To build a structured AI application you need the ability to convert all the information you have into text, so you can generate embeddings, save them into a vector store, and then feed your Agent to answer the user’s questions.

neuronai-adk-data-loader

Neuron gives you several tools (data loaders) to simplify this process. In order to answer the previous question (How can I create an AI Agent with Neuron ADK?) we can feed the rag with the README.md file of the Neuron composer package.

use NeuronAI\RAG\DataLoader\FileDataLoader;

MyChatBot::make()->addDocuments(
    // Use the file data loader component to process a text file
    FileDataLoader::for(__DIR__.'/README.md')->getDocuments()
);

Using the Neuron ADK you can create data loading pipelines with the benefits of unified interfaces to facilitate interactions between components, like embedding providers, vector stores, and file readers.

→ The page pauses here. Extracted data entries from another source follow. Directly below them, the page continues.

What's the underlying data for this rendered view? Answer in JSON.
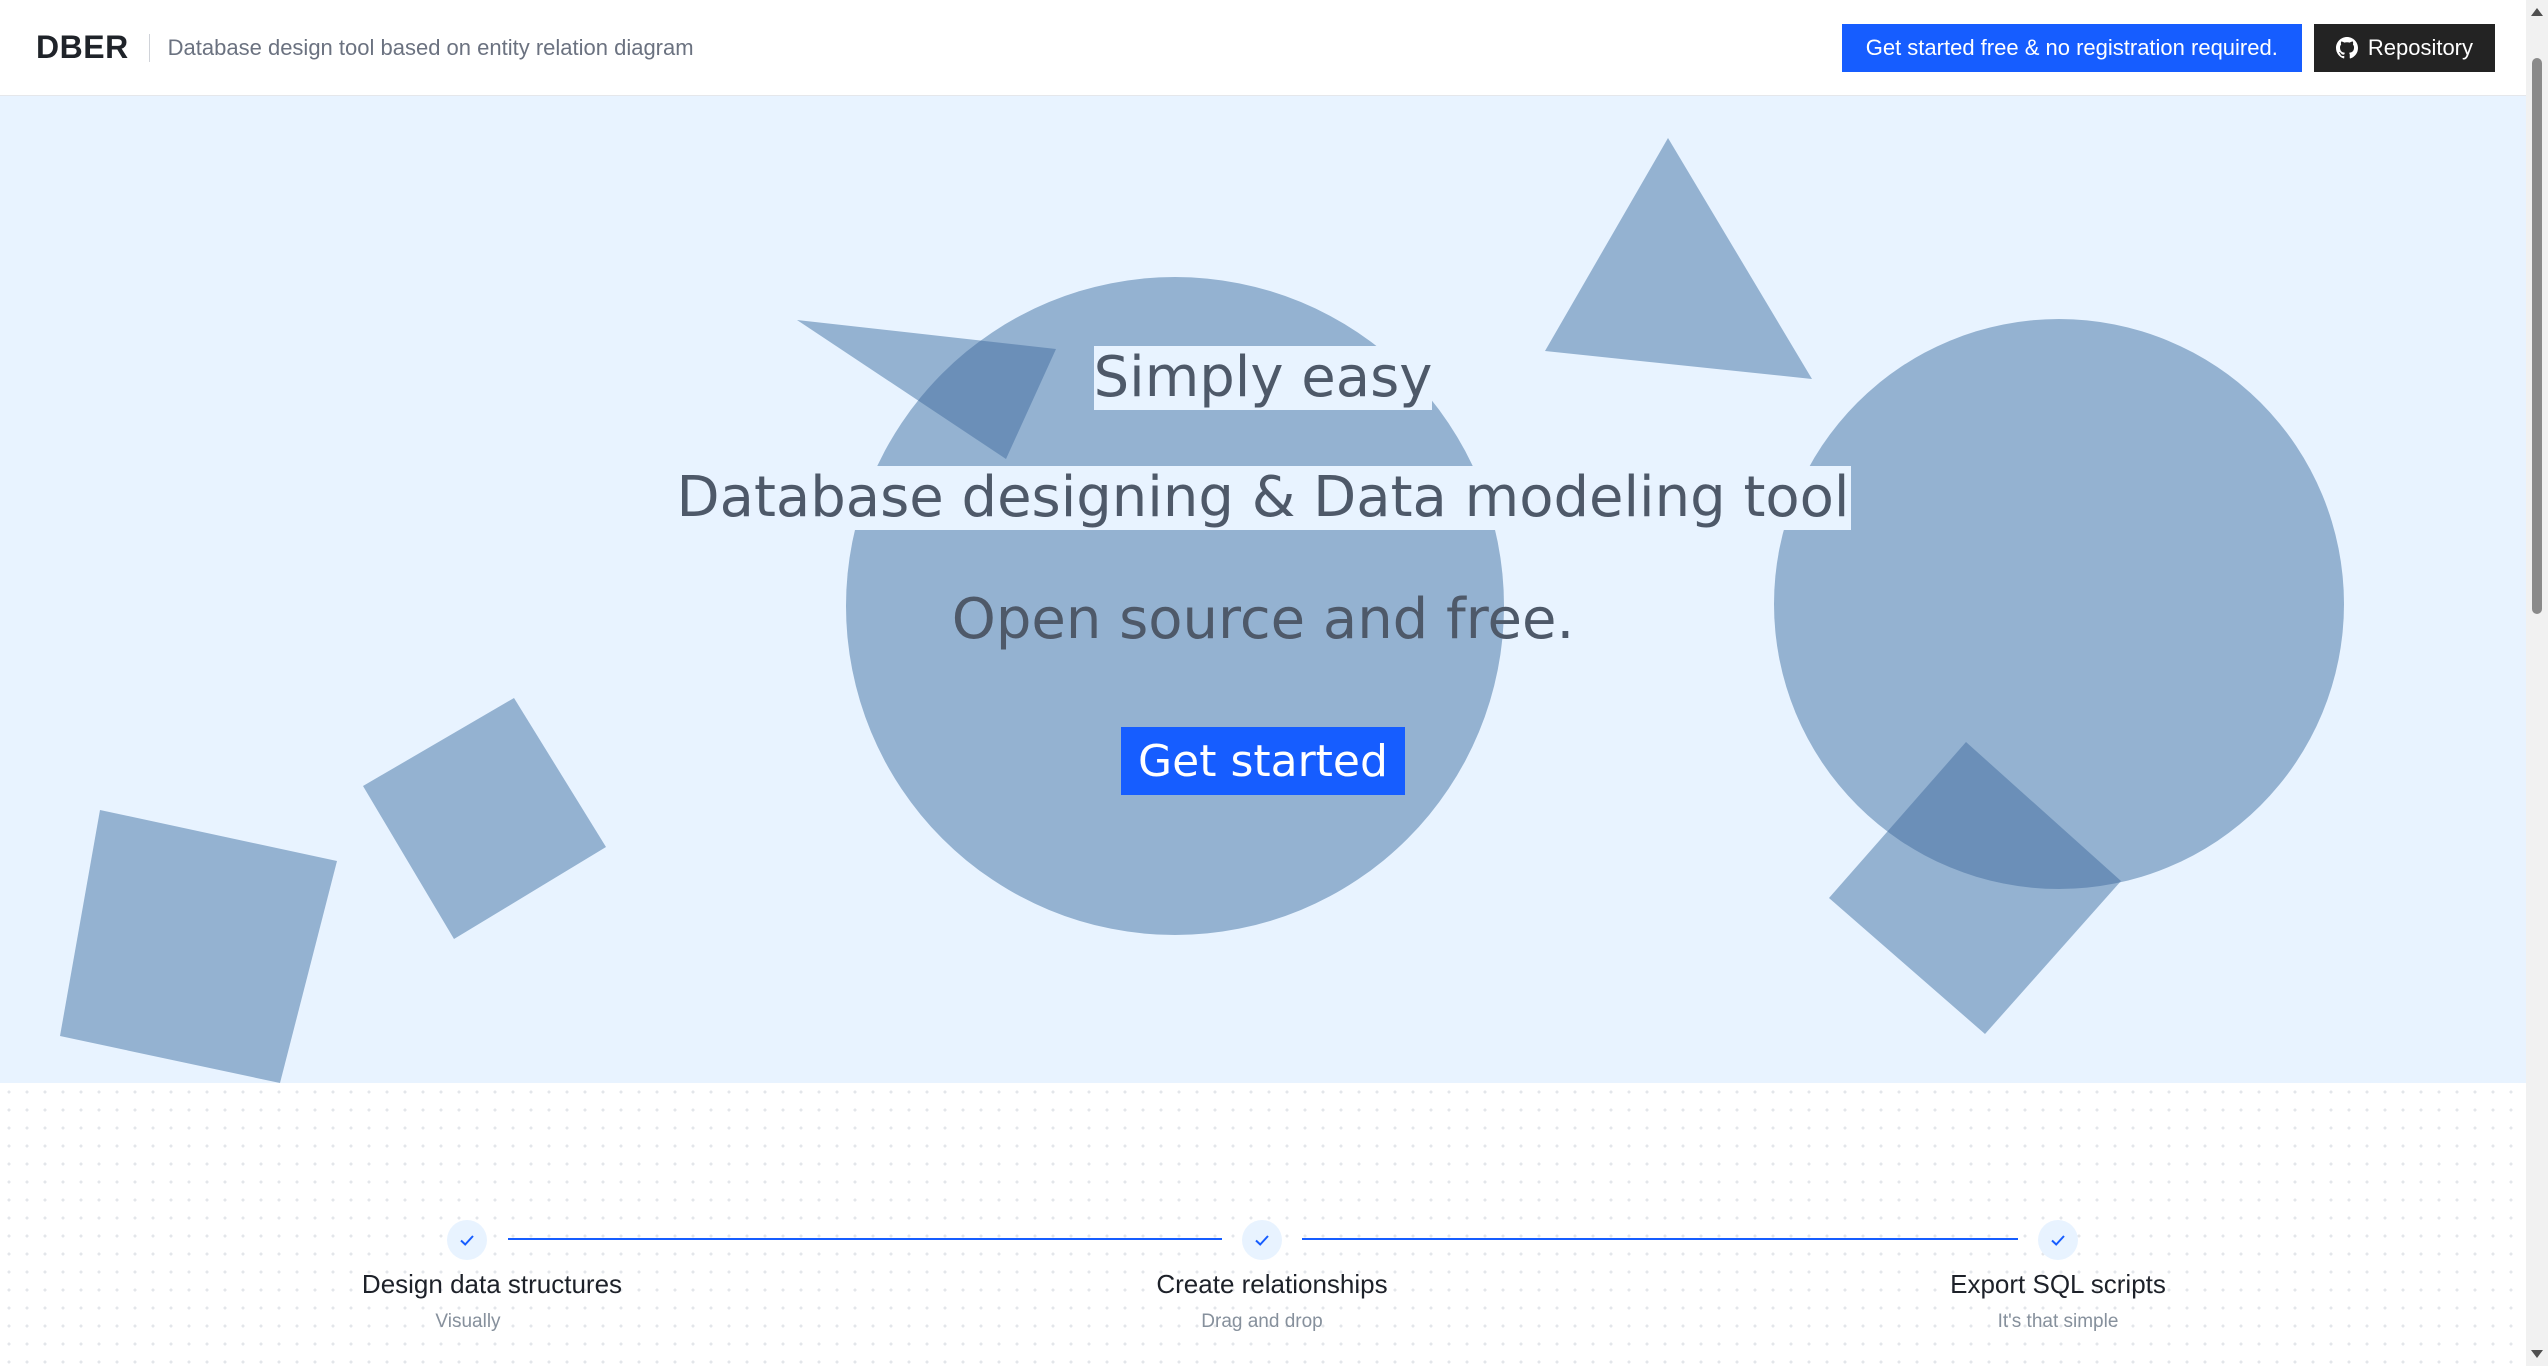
{
  "header": {
    "brand": "DBER",
    "tagline": "Database design tool based on entity relation diagram",
    "get_started_label": "Get started free & no registration required.",
    "repository_label": "Repository"
  },
  "hero": {
    "line1": "Simply easy",
    "line2": "Database designing & Data modeling tool",
    "line3": "Open source and free.",
    "cta_label": "Get started"
  },
  "features": {
    "steps": [
      {
        "title": "Design data structures",
        "subtitle": "Visually"
      },
      {
        "title": "Create relationships",
        "subtitle": "Drag and drop"
      },
      {
        "title": "Export SQL scripts",
        "subtitle": "It's that simple"
      }
    ]
  },
  "colors": {
    "accent": "#165dff",
    "hero_background": "#e8f3ff",
    "shape_fill": "#94b2d1",
    "shape_overlap": "#6b8fb8",
    "dark_button": "#232323"
  },
  "icons": {
    "repository": "github-icon",
    "step": "check-icon"
  }
}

The code above must be implemented in a separated command and executed to make your chatbot able to answer questions about Neuron AI. You load text files, PDF, simple strings from a database and other sources. Explore the dedicated section in the documentation: https://docs.neuron-ai.dev/components/data-loader

After loading data into the RAG agent we can now send our question again:

use NeuronAI\Chat\Messages\UserMessage;

$response = MyChatBot::make()
    ->answer(
        new UserMessage('How can I create an agent with Neuron AI ADK?.')
    );

echo $response->getContent();

// Neuron is an ADK that simplifies the development of AI Agents in PHP. 
// Here is an example of how to implement an AI Agent using Neuron components...

Monitoring

Integrating AI Agents into your application you're not working only with functions and deterministinc code, you program your agent also influencing probability distributions. Same input ≠ output. That means reproducibility, versioning, and debugging become real problems.

Many of the Agents you build with NeuronAI will contain multiple steps with multiple invocations of LLM calls, tool usage, access to external memories, etc. As these applications get more and more complex, it becomes crucial to be able to inspect what exactly your agent is doing and why.

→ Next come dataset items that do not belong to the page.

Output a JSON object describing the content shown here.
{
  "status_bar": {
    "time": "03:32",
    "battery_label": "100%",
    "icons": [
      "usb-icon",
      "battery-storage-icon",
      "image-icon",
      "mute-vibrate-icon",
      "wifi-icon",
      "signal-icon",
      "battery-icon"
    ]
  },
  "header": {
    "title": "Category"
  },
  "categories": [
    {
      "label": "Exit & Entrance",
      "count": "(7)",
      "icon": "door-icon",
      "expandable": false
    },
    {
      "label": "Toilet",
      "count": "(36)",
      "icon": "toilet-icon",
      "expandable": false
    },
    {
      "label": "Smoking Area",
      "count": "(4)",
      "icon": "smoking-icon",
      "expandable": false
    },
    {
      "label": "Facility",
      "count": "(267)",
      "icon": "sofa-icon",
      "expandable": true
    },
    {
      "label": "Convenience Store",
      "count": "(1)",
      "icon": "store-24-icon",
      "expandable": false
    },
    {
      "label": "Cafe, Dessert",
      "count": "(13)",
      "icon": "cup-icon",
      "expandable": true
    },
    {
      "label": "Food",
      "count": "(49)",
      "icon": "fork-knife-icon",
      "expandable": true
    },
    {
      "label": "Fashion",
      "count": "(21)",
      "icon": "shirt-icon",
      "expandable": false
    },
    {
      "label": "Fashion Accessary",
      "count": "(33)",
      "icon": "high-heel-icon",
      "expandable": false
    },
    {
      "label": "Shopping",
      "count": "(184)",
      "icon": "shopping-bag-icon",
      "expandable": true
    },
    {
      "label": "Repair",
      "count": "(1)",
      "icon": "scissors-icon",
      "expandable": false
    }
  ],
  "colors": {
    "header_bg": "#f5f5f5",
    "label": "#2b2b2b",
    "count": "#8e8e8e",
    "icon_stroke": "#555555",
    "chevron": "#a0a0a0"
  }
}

Why is the model taking certain decisions? What data is the model reacting to? Prompting is not programming in the common sense. No static types, small changes break output, long prompts cost latency, and no two models behave exactly the same with the same prompt.

The Inspector team designed NeuronAI with built-in observability features, so you can monitor AI agents were running, helping you maintain production-grade implementations with confidence.

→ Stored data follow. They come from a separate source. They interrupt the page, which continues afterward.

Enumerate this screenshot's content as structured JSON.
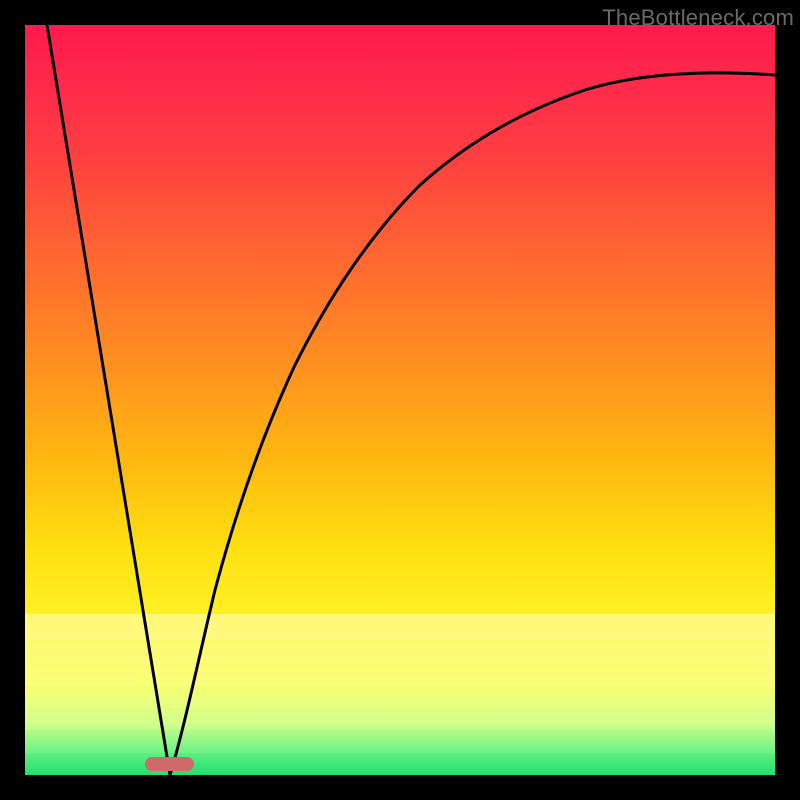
{
  "watermark": "TheBottleneck.com",
  "marker": {
    "left_pct": 16.0,
    "width_pct": 6.5,
    "bottom_pct": 0.6
  },
  "chart_data": {
    "type": "line",
    "title": "",
    "xlabel": "",
    "ylabel": "",
    "xlim": [
      0,
      100
    ],
    "ylim": [
      0,
      100
    ],
    "grid": false,
    "legend": false,
    "background": "rainbow-vertical-gradient (red top → green bottom)",
    "series": [
      {
        "name": "left-descending-segment",
        "x": [
          3.0,
          19.3
        ],
        "y": [
          100.0,
          0.0
        ]
      },
      {
        "name": "right-rising-curve",
        "x": [
          19.3,
          22,
          25,
          28,
          32,
          36,
          40,
          45,
          50,
          55,
          60,
          66,
          72,
          80,
          88,
          100
        ],
        "y": [
          0.0,
          12,
          23,
          32,
          42,
          50,
          57,
          64,
          70,
          74.5,
          78.5,
          82.5,
          85.5,
          88.5,
          90.7,
          93.3
        ]
      }
    ],
    "annotations": [
      {
        "name": "bottom-marker",
        "shape": "rounded-bar",
        "x_center_pct": 19.3,
        "y_pct": 0.6,
        "color": "#cf6a6a"
      }
    ]
  }
}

neuron-reranker-observability

Resources

If you are getting started with AI Agents, or you simply want to elevate your skills to a new level here is a list of resources to help you go in the right direction:

Moving Forward: From Theory to Practice

The complexity of orchestrating embeddings, vector databases, and language models might seem a bit daunting, but remember that every expert was once a beginner wrestling with these same concepts.

The next step is to dive into the practical implementation using Neuron AI ADK for PHP. The framework is designed specifically to bridge the gap between RAG theory and production-ready agents, handling the complex integrations while giving you the flexibility to customize the behavior for your specific use case. Start building your first RAG agent today and discover how powerful context-aware AI can transform your applications.